Trading Platform Based on Twitter Sentiment Launches
Just 18 months after it shut down its nascent Twitter-based hedge fund, Derwent Capital Markets is back with its new offering—with the launch of what it says is the first social media-influenced trading platform.
The new spread-betting platform, called DCM Dealer, which went live from this week, includes a feature that calculates a real-time sentiment rating for individual stocks based on the millions of tweets that are generated on Twitter every day.
This scraping of social media sites to help traders predict the direction of markets is beginning to take off in the finance world, although London-based DCM says that theirs is the first such trading platform to be launched.
“Investors have already accepted for some time that financial markets are driven by greed and fear,” Paul Hawtin, founder and chief executive of DCM Capital, told Markets Media.
“What it will effectively do is allow a trader and investor for the first time to see underlying sentiment in that instrument in real time.”
Of the 8,000 equities, FX and commodities instruments that it follows, DCM Dealer gives each a rating of between zero and a maximum of 100.
“If someone is interested in Vodafone shares, we search for every single tweet with anything to do with Vodafone in it,” said Hawtin. “So the keyword is Vodafone, or any of the senior management team, and then what we do is we have a waiting system.
“So tweets that have more relevant keywords have a higher rating than tweets that would be less relevant—such as someone tweeting about their poor Vodafone reception, for instance, which would have a low rating.

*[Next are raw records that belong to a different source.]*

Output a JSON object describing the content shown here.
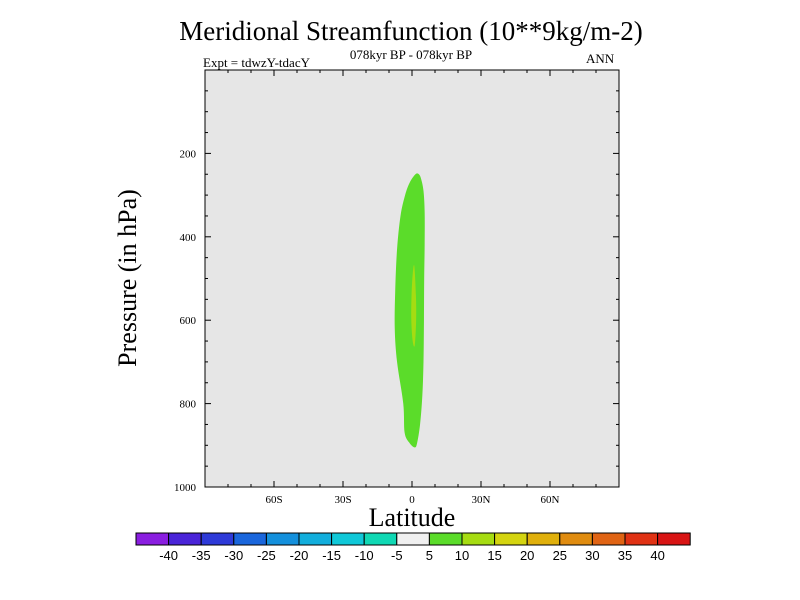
{
  "chart_data": {
    "type": "contour",
    "title": "Meridional Streamfunction (10**9kg/m-2)",
    "subtitle": "078kyr BP - 078kyr BP",
    "left_label": "Expt = tdwzY-tdacY",
    "right_label": "ANN",
    "xlabel": "Latitude",
    "ylabel": "Pressure (in hPa)",
    "xlim": [
      -90,
      90
    ],
    "ylim": [
      1000,
      0
    ],
    "x_ticks": [
      {
        "value": -60,
        "label": "60S"
      },
      {
        "value": -30,
        "label": "30S"
      },
      {
        "value": 0,
        "label": "0"
      },
      {
        "value": 30,
        "label": "30N"
      },
      {
        "value": 60,
        "label": "60N"
      }
    ],
    "y_ticks": [
      {
        "value": 200,
        "label": "200"
      },
      {
        "value": 400,
        "label": "400"
      },
      {
        "value": 600,
        "label": "600"
      },
      {
        "value": 800,
        "label": "800"
      },
      {
        "value": 1000,
        "label": "1000"
      }
    ],
    "background_color": "#e6e6e6",
    "contour_regions": [
      {
        "level_range": [
          5,
          10
        ],
        "color": "#5bdc2a",
        "points": [
          [
            3,
            250
          ],
          [
            4,
            262
          ],
          [
            5,
            290
          ],
          [
            5.5,
            340
          ],
          [
            5.5,
            420
          ],
          [
            5.3,
            500
          ],
          [
            5.2,
            600
          ],
          [
            5,
            700
          ],
          [
            4.5,
            780
          ],
          [
            3.5,
            850
          ],
          [
            2.2,
            895
          ],
          [
            1.2,
            905
          ],
          [
            -1,
            895
          ],
          [
            -3.2,
            870
          ],
          [
            -3.8,
            800
          ],
          [
            -6.5,
            700
          ],
          [
            -7.5,
            620
          ],
          [
            -7.3,
            530
          ],
          [
            -6.5,
            430
          ],
          [
            -5,
            350
          ],
          [
            -3,
            300
          ],
          [
            -1,
            270
          ],
          [
            1.5,
            250
          ]
        ]
      },
      {
        "level_range": [
          10,
          15
        ],
        "color": "#a6dc12",
        "points": [
          [
            1,
            470
          ],
          [
            1.7,
            540
          ],
          [
            1.8,
            600
          ],
          [
            1.2,
            660
          ],
          [
            0.3,
            650
          ],
          [
            -0.3,
            600
          ],
          [
            -0.2,
            540
          ],
          [
            0.3,
            490
          ]
        ]
      }
    ],
    "colorbar": {
      "labels": [
        "-40",
        "-35",
        "-30",
        "-25",
        "-20",
        "-15",
        "-10",
        "-5",
        "5",
        "10",
        "15",
        "20",
        "25",
        "30",
        "35",
        "40"
      ],
      "colors": [
        "#8a1ee0",
        "#4a24d8",
        "#2e3ad8",
        "#1a66dc",
        "#1490dc",
        "#12aedc",
        "#10c8d8",
        "#10d8b4",
        "#f0f0f0",
        "#5bdc2a",
        "#a6dc12",
        "#d4d410",
        "#e0b00c",
        "#e08c10",
        "#e06414",
        "#e03214",
        "#d81414"
      ]
    }
  }
}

“What we do is combine all of these tweets and we have an easy-to-understand output to make a decision from which is just a signal rating from zero to an extreme positivity of 100. It’s constantly fluctuating and updating every second so you can see sentiment changing.
“The whole concept of using social media to benefit your trading positions is gaining traction. Traders can get information overload and all sorts of analysis, but at the end of the day you need to make a binary decision whether to buy or sell. So we’ve tried to make it as simple as possible.”
Aimed primarily at the retail trader, spread better or the contract for difference trader, Hawtin says DCM will soon be launching an analysis tool aimed at institutional traders using the same technology.
“Institutional investors are not really interested in the trading platform but they are interested in the analysis and the data so we are going to set up a sentiment API which institutions can subscribe to,” said Hawtin.
“With that, they will just get the raw data and but will be able to build their own trading strategies or do what they want with that data.”
Hawtin says that its algorithms will only mine Twitter for now. “Facebook is slightly more difficult to get the data as you can only really get hold of public status updates,” he said.
Others, too, are beginning to offer investors services revolving around the vast amounts of untapped data that can be found on Twitter.
Knowsis, a London-based technology start-up, offer firms a data feed service that is installed on a trader’s desktop providing real-time analysis of market conditions, asset classes and specific securities by mining every single tweet that is produced.
“The finance world has started to take notice of social media as a powerful platform for breaking news and views,” Oli Freeling-Wilkinson, chief executive of Knowsis, told Markets Media.
Hawtin at DCM, though, is quietly optimistic about DCM Dealer despite suffering an earlier Twitter-related setback.
In July 2011, DCM set up a Twitter-based hedge fund with £650,000 in initial funding and garnered market-beating returns of 1.86% in its first—and subsequently only—month of operation. With things looking up, and with around substantial funds in the pipeline from institutional investors, the following month of August witnessed the U.S. losing its triple-A rating for the first time in history as well as rioting across parts of England. This hostile trading environment quickly turned a success into anything but.
“Investors didn’t want to invest in anything apart from gold or government bonds—we couldn’t raise the money in the end,” said Hawtin.
“The underlying systems were working well but hedge funds need in excess of £25 million-plus to become commercially viable. Anything less than that it’s a struggle. It’s like the chicken and egg situation. No one wants to invest until you are up and running.
“So what we thought was we wanted to launch a business where we could remove that market risk so we didn’t want to have a product that was subject to global shocks or major events in the economy. With DCM Dealer, we are not making any investment decisions any more. It doesn’t really matter what happens in the market; we are being judged on our ability to provide a good platform with really interesting technical analysis.”